My graduation ceremony was at the end of last month. I was absolutely dreading it, and was in a terrible state of anxiety the night before, but I actually ended up really enjoying it. I even managed to smile in photographs! I had been dreading walking up on stage in front of everyone most of all, but it really wasn’t that bad. I also managed to cope with certain things – for example, collecting my ceremony and reception tickets, finding out where to collect my robes from, finding out where to get my photo taken, having it taken, and making conversation with the photographer (all on my own, as my parents went for a coffee while I was sorting all this out) – a lot better than I would have previously. And while this probably sounds really childish, I used to rely on my parents a lot more with this sort of thing, but I think I’ve become quite a bit more independent since my solo travels. I think my parents were/ are really proud to have a university graduate in the family, and my mum kept saying how proud she was of me for getting through it all and getting great results in spite of everything. I have fond memories of the day.
Meanwhile, in my (non-existent) love life, I FINALLY managed to actually post a picture of my face on online dating sites. That probably seems like nothing to most people but it’s a huge thing to me (and I’m especially surprised that some men have seemed interested in me despite seeing my face), though I’m still terrified that someone I know will find my profile and mock me for it. I just keep telling myself that the possibility of finally being able to be in a relationship and experience love will be worth any amount of teasing.

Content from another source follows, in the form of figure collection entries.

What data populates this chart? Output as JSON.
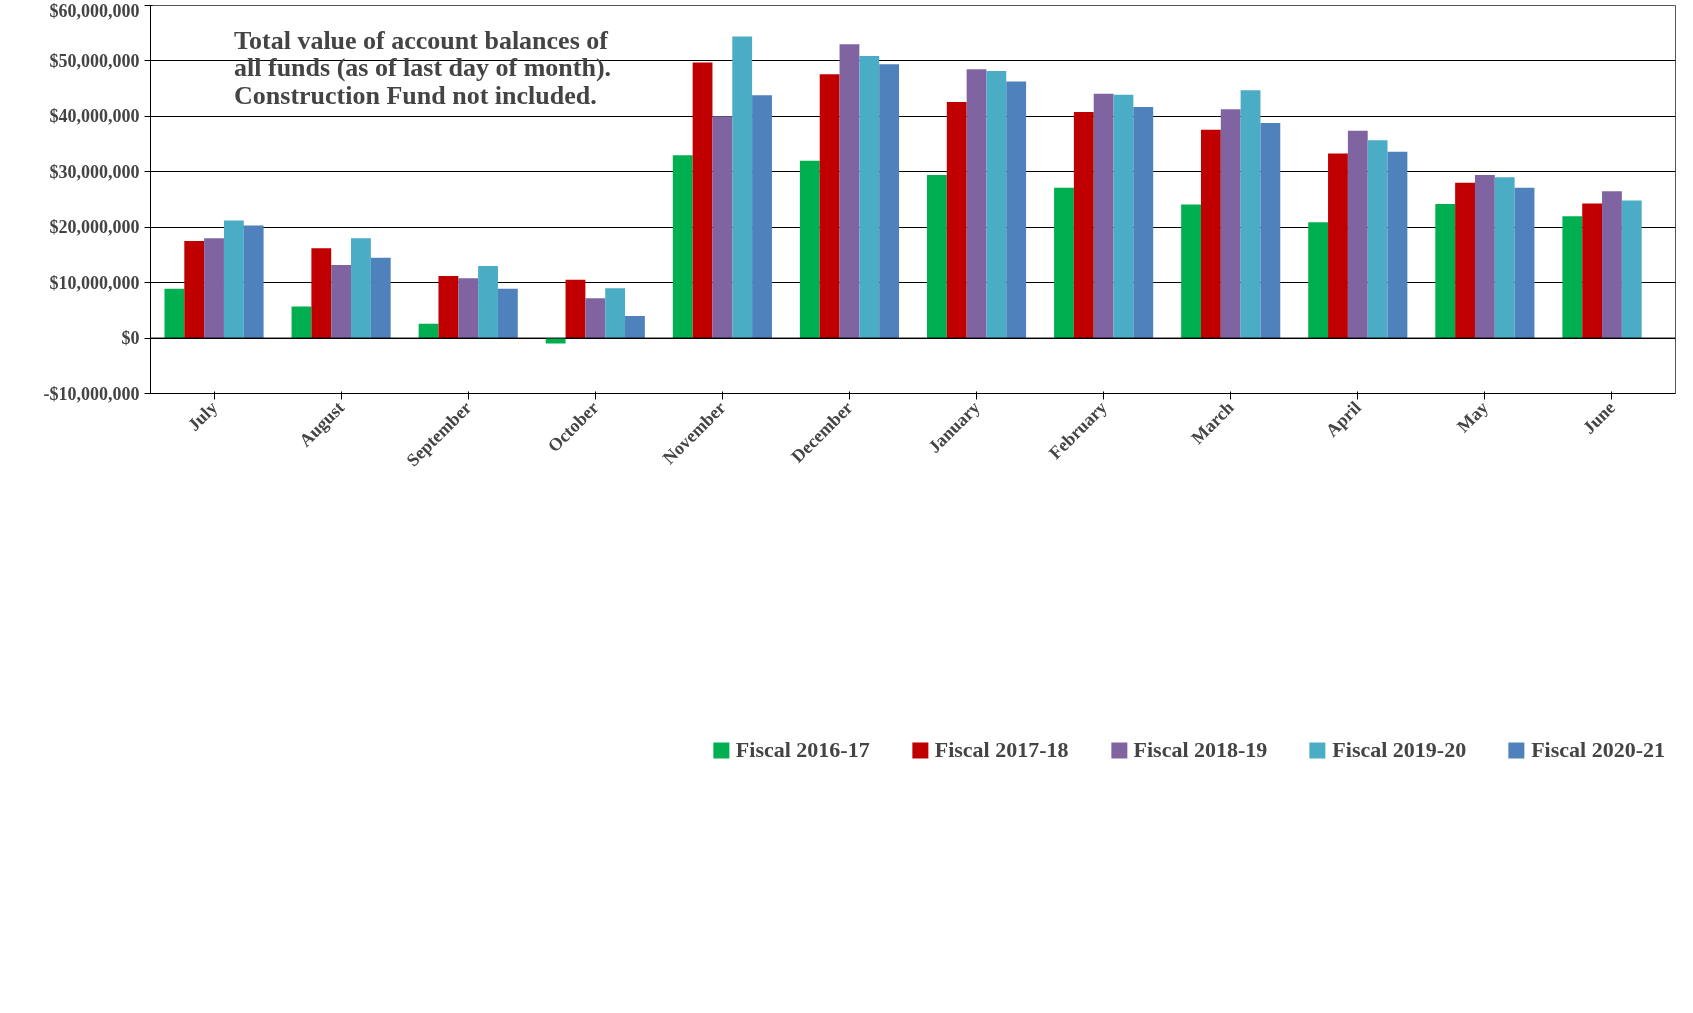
{
  "chart_data": {
    "type": "bar",
    "categories": [
      "July",
      "August",
      "September",
      "October",
      "November",
      "December",
      "January",
      "February",
      "March",
      "April",
      "May",
      "June"
    ],
    "series": [
      {
        "name": "Fiscal 2016-17",
        "color": "#00b050",
        "values": [
          8900000,
          5700000,
          2600000,
          -1000000,
          33000000,
          32000000,
          29400000,
          27100000,
          24100000,
          20900000,
          24200000,
          22000000
        ]
      },
      {
        "name": "Fiscal 2017-18",
        "color": "#c00000",
        "values": [
          17500000,
          16200000,
          11200000,
          10500000,
          49700000,
          47600000,
          42600000,
          40800000,
          37600000,
          33300000,
          28000000,
          24300000
        ]
      },
      {
        "name": "Fiscal 2018-19",
        "color": "#8064a2",
        "values": [
          18000000,
          13200000,
          10800000,
          7200000,
          40000000,
          53000000,
          48500000,
          44100000,
          41300000,
          37400000,
          29400000,
          26500000
        ]
      },
      {
        "name": "Fiscal 2019-20",
        "color": "#4bacc6",
        "values": [
          21200000,
          18000000,
          13000000,
          9000000,
          54400000,
          50900000,
          48200000,
          43900000,
          44700000,
          35700000,
          29000000,
          24800000
        ]
      },
      {
        "name": "Fiscal 2020-21",
        "color": "#4f81bd",
        "values": [
          20300000,
          14500000,
          8900000,
          4000000,
          43800000,
          49400000,
          46300000,
          41700000,
          38800000,
          33600000,
          27100000,
          null
        ]
      }
    ],
    "ylim": [
      -10000000,
      60000000
    ],
    "yticks": [
      {
        "value": -10000000,
        "label": "-$10,000,000"
      },
      {
        "value": 0,
        "label": "$0"
      },
      {
        "value": 10000000,
        "label": "$10,000,000"
      },
      {
        "value": 20000000,
        "label": "$20,000,000"
      },
      {
        "value": 30000000,
        "label": "$30,000,000"
      },
      {
        "value": 40000000,
        "label": "$40,000,000"
      },
      {
        "value": 50000000,
        "label": "$50,000,000"
      },
      {
        "value": 60000000,
        "label": "$60,000,000"
      }
    ],
    "grid": "y",
    "legend": "bottom",
    "annotations": [
      "Total value of account balances of\nall funds (as of last day of month).\nConstruction Fund not included."
    ]
  }
}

I’m not going to be miserable for the rest of my life (or at least, I will give it one hell of a fight) just to avoid teasing by people who have nothing better to do with their time. I will admit though, joining a site that requires you to pay for membership does make me feel like a bit of a loser. I feel like I’m broadcasting the fact that I’m a socially inept freak who can’t meet/ talk to men any other way. In a lot of ways, I worry that I’m still not cut out for a relationship, and may never be, and would make a terrible girlfriend – I really need to read a book or two on emotional intelligence and on healthy attachment styles. However, despite trying not to get my hopes up, I have been chatting to a couple of guys and may actually be meeting one of them soon (a thought that absolutely terrifies me). I managed to video chat with him over skype the other day (though I wasn’t actually able to say all that much) and he said he felt bad for asking me to do something that made me so visibly anxious and uncomfortable. But I was actually surprised at how quickly my anxiety (which was initially sky-high) reduced. Even if nothing comes of it, I think just actually meeting someone from an online dating site (even if it’s not a proper date) would certainly be a step in the right direction. I think if I ever want to be in a relationship, it’s something that I really need to start working on before I get much older. However, dating and relationships are also definitely the area where my anxiety is most intense and where I definitely have the most issues. I will try to take it one small step at a time and see what (if anything) comes of it.
I’m sorry for dumping yet another essay here. A plethora of updates to come, when I can find the time.